# subic temp



## lefties43332 (Oct 21, 2012)

Live. 86 degrees humidity 55% at 11:30 am


----------



## M.C.A. (Feb 24, 2013)

I like it to warm up a little. It cooled off later on in the afternoon, light drizzle, my neighbor gave me a Jack fruit tree and a pomelo (grapefruit) tree, I planted those, I need to take some pictures.

Neighbor brings his cows in our back yard to feast, he's been doing it for years and after that he said he wanted to give me two tree's and he gave me a tour of his yard and fruit tree's, was really cool he had large grapefruits growing, calamansi, oranges, vegetables, had everything irrigated with hoses from his manual water pump.


----------



## lefties43332 (Oct 21, 2012)

mcalleyboy said:


> I like it to warm up a little.
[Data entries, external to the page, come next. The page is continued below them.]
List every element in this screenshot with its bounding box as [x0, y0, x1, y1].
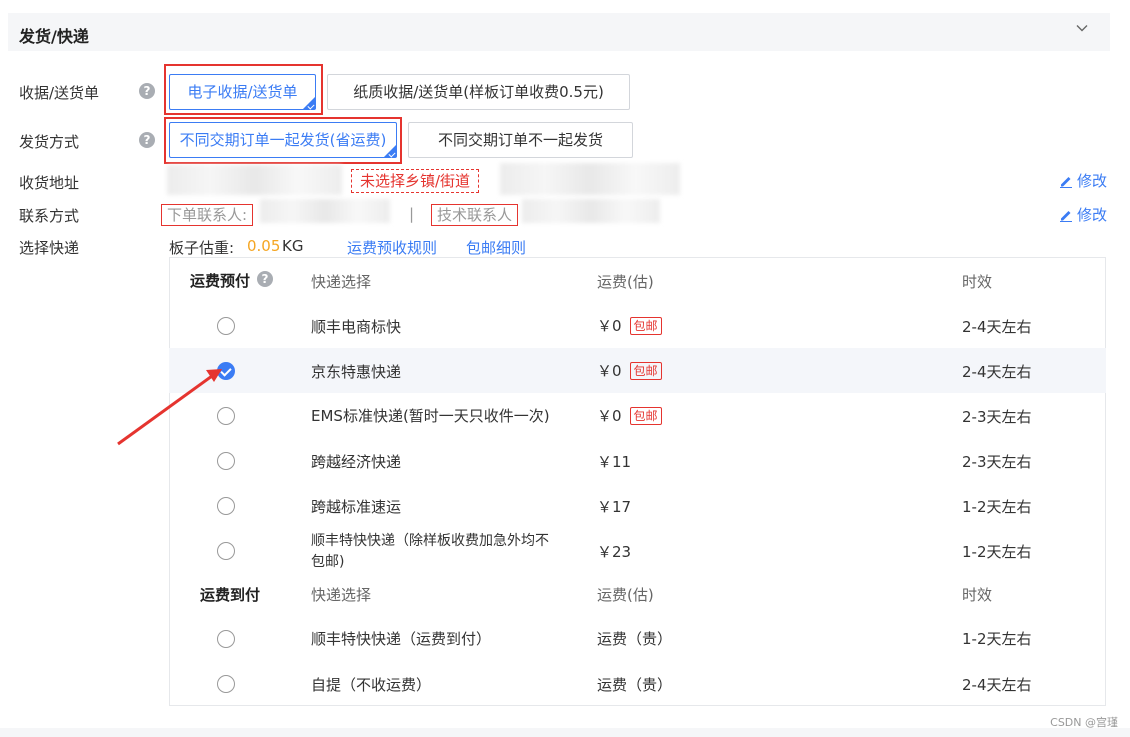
free-shipping-link[interactable]: 包邮细则: [466, 237, 526, 258]
courier-fee: ￥0 包邮: [597, 315, 662, 336]
radio-button[interactable]: [217, 630, 235, 648]
redacted-address: [500, 163, 680, 195]
courier-fee: ￥23: [597, 543, 632, 561]
courier-name: 京东特惠快递: [311, 363, 402, 381]
prepaid-group-label: 运费预付: [190, 272, 251, 290]
courier-fee: ￥0 包邮: [597, 405, 662, 426]
col-fee: 运费(估): [597, 586, 654, 604]
edit-label: 修改: [1077, 172, 1108, 190]
shipping-option-together[interactable]: 不同交期订单一起发货(省运费): [169, 122, 397, 158]
edit-label: 修改: [1077, 206, 1108, 224]
fee-value: ￥0: [597, 362, 622, 380]
courier-row[interactable]: 跨越标准速运 ￥17 1-2天左右: [169, 483, 1106, 528]
separator: |: [409, 205, 415, 223]
courier-name: EMS标准快递(暂时一天只收件一次): [311, 407, 550, 425]
freight-rules-link[interactable]: 运费预收规则: [347, 237, 437, 258]
courier-name: 顺丰特快快递（运费到付）: [311, 630, 492, 648]
section-title: 发货/快递: [19, 27, 89, 46]
courier-row[interactable]: 顺丰特快快递（运费到付） 运费（贵） 1-2天左右: [169, 616, 1106, 661]
free-tag: 包邮: [629, 407, 662, 425]
shipping-method-label: 发货方式: [19, 133, 80, 151]
courier-name: 跨越经济快递: [311, 453, 402, 471]
courier-row[interactable]: 自提（不收运费） 运费（贵） 2-4天左右: [169, 661, 1106, 706]
weight-label: 板子估重:: [169, 239, 235, 257]
collect-header: 运费到付 快递选择 运费(估) 时效: [169, 571, 1106, 616]
courier-row[interactable]: 顺丰电商标快 ￥0 包邮 2-4天左右: [169, 303, 1106, 348]
courier-time: 1-2天左右: [962, 630, 1032, 648]
redacted-address: [167, 165, 342, 195]
courier-name: 自提（不收运费）: [311, 676, 432, 694]
fee-value: ￥0: [597, 317, 622, 335]
prepaid-header: 运费预付 ? 快递选择 运费(估) 时效: [169, 258, 1106, 303]
pencil-icon: [1060, 177, 1072, 188]
redacted-contact: [260, 199, 390, 223]
courier-fee: 运费（贵）: [597, 630, 673, 648]
courier-time: 2-3天左右: [962, 408, 1032, 426]
arrow-annotation-icon: [117, 369, 222, 446]
edit-address-link[interactable]: 修改: [1059, 170, 1107, 191]
help-icon[interactable]: ?: [139, 132, 155, 148]
contact-label: 联系方式: [19, 207, 80, 225]
receipt-option-paper[interactable]: 纸质收据/送货单(样板订单收费0.5元): [327, 74, 630, 110]
collect-group-label: 运费到付: [200, 586, 261, 604]
courier-time: 1-2天左右: [962, 543, 1032, 561]
courier-fee: ￥11: [597, 453, 632, 471]
courier-fee: 运费（贵）: [597, 676, 673, 694]
radio-button[interactable]: [217, 542, 235, 560]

It cooled off later on in the afternoon, light drizzle, my neighbor gave me a Jack fruit tree and a pomelo (grapefruit) tree, I planted those, I need to take some pictures.
> 
> Neighbor brings his cows in our back yard to feast, he's been doing it for years and after that he said he wanted to give me two tree's and he gave me a tour of his yard and fruit tree's, was really cool he had large grapefruits growing, calamansi, oranges, vegetables, had everything irrigated with hoses from his manual water pump.


Here it got to 90....clear


----------



## cvgtpc1 (Jul 28, 2012)

Are you guys saying this to p*ss off people where it's really winter?? LOL


----------



## lefties43332 (Oct 21, 2012)

cvgtpc1 said:


> Are you guys saying this to p*ss off people where it's really winter?? LOL


I feel your pain bro


----------